Tricia Walker is a singer and songwriter whose songs are steeped in the passion, pain and grace of the American South. Born and raised in Mississippi, Tricia has become one of the clearest voices of her own time and place. Her music has been recorded by Faith Hill, Patty Loveless and Alison Krauss, whose performance of Tricia’s Looking in the Eyes of Love earned a GRAMMY® award. A recording artist herself, Tricia’s CD, “The Heart of Dixie,” thoughtfully captures the songwriter’s view of the South with well-placed lyrics and music reflecting her folk, R & B and storytelling influences.
“Culture is a precious, living thing,” Tricia says. “It has to be nurtured if it’s going to survive. Any artist or creative thinker has a responsibility to help chronicle his or her own time, place and people. That’s the surest way to keep a culture from disappearing.

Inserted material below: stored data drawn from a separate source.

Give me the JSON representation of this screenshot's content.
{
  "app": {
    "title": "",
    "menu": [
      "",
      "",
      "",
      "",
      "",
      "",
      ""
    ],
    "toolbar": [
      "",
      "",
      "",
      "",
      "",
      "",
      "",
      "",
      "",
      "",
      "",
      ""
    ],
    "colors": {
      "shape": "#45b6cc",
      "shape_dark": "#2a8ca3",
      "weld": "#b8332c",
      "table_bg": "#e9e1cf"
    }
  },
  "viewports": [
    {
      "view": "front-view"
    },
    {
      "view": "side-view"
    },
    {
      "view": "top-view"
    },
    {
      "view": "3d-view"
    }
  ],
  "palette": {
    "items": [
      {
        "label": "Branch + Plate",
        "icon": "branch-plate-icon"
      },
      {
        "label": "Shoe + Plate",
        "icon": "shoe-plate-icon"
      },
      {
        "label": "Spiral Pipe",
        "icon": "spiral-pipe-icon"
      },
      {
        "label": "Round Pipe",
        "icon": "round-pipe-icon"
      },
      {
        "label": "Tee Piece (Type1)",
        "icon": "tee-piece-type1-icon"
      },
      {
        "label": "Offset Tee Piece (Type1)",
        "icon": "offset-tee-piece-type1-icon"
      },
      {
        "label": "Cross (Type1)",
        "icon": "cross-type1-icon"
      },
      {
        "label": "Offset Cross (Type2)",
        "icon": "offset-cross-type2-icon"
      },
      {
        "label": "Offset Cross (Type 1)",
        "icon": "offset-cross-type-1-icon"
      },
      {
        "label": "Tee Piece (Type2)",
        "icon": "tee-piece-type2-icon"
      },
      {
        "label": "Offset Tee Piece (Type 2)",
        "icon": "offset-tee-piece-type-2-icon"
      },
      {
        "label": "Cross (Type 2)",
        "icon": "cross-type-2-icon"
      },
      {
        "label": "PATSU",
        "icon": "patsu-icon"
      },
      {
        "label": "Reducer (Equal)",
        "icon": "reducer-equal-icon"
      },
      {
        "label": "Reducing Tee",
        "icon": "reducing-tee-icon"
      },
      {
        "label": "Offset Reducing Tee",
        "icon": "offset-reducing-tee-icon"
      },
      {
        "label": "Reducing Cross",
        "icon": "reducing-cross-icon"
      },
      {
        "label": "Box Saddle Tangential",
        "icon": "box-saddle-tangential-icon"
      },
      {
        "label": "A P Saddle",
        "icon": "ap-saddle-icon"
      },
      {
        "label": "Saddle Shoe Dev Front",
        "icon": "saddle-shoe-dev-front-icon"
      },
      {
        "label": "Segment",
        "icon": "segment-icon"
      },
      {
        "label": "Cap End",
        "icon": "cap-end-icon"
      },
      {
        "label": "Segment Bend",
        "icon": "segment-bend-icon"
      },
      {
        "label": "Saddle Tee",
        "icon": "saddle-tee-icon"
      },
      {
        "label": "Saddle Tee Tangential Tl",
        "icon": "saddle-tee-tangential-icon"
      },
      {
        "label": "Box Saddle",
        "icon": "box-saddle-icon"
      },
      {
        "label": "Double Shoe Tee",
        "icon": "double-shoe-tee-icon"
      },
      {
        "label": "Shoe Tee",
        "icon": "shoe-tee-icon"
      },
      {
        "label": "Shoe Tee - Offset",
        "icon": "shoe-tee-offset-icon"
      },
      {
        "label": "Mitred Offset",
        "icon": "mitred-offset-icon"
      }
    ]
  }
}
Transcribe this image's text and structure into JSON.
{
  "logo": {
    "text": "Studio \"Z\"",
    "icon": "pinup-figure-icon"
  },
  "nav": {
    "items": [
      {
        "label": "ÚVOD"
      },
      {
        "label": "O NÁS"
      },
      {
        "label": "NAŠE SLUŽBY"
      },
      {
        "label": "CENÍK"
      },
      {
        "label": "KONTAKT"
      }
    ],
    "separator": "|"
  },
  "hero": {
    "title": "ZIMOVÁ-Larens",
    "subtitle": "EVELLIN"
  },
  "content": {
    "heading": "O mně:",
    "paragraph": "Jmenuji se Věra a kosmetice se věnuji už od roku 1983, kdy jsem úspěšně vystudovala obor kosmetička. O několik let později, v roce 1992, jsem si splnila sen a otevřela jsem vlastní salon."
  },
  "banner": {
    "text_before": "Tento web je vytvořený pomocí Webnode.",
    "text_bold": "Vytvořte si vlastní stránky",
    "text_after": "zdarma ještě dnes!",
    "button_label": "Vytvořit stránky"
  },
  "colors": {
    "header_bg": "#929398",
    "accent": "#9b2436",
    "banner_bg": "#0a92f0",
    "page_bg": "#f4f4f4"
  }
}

”Before moving to Nashville in the 1980s, Tricia earned an A.A. degree from Copiah-Lincoln Community College and a degree in Music Education from Delta State University. While working on her Master’s Degree, she performed at clubs and festivals in Mississippi and Louisiana. She won American Song Festival and Mississippi Song Festival awards and moved to Music City to sign with giant gospel music publisher Word, Inc. As her songs were recorded on GRAMMY-nominated discs by Kathy Troccoli, Debby Boone, and The Imperials, her reputation as a songwriter spread. Well-respected producer Jerry Kennedy signed Tricia to his Polygram Group stable of writers, further solidifying her credibility.
Tricia’s instrumental skills earned her a spot backing Grand Ole Opry star Connie Smith, with whom she played for six years. She also toured extensively with Shania Twain and Paul Overstreet as a keyboard player and vocalist. Along with Pam Tillis, Karen Staley and Ashley Cleveland, Tricia was a founding member of “Women in the Round,” one of the most celebrated foursomes at Nashville’s prestigious Bluebird Café.
She has performed at the Country Music Hall of Fame and the Tin Pan South Songwriting Festival in Nashville, was a New Folk Winner at the Kerrville Folk Festival in Texas and featured at Austin’s South by Southwest Music Festival. Additional musical highlights included singing at Robert Redford’s Christmas Cantata at his Sundance Resort as well as a choreographed work for the Nashville Ballet entitled “All the Way Home,” co-written by Tricia and Kate Campbell.
Tricia returned to her native Mississippi in 2006 to become director of the Delta Music Institute, an entertainment industry studies program at her alma mater, Delta State University. After retiring from DSU in the summer of 2019, she was awarded the title of Director Emeritus and plans to develop new musical and creative projects for Big Front Porch Productions. Tricia was recently honored with the 2019 Lifetime Achievement Award by the Mississippi Writer’s Guild.
Tricia Walker offers an entertaining slice of her places and times, delivered with a beautiful voice, strong musicianship and the ease of a veteran entertainer. Southern style never had it so good.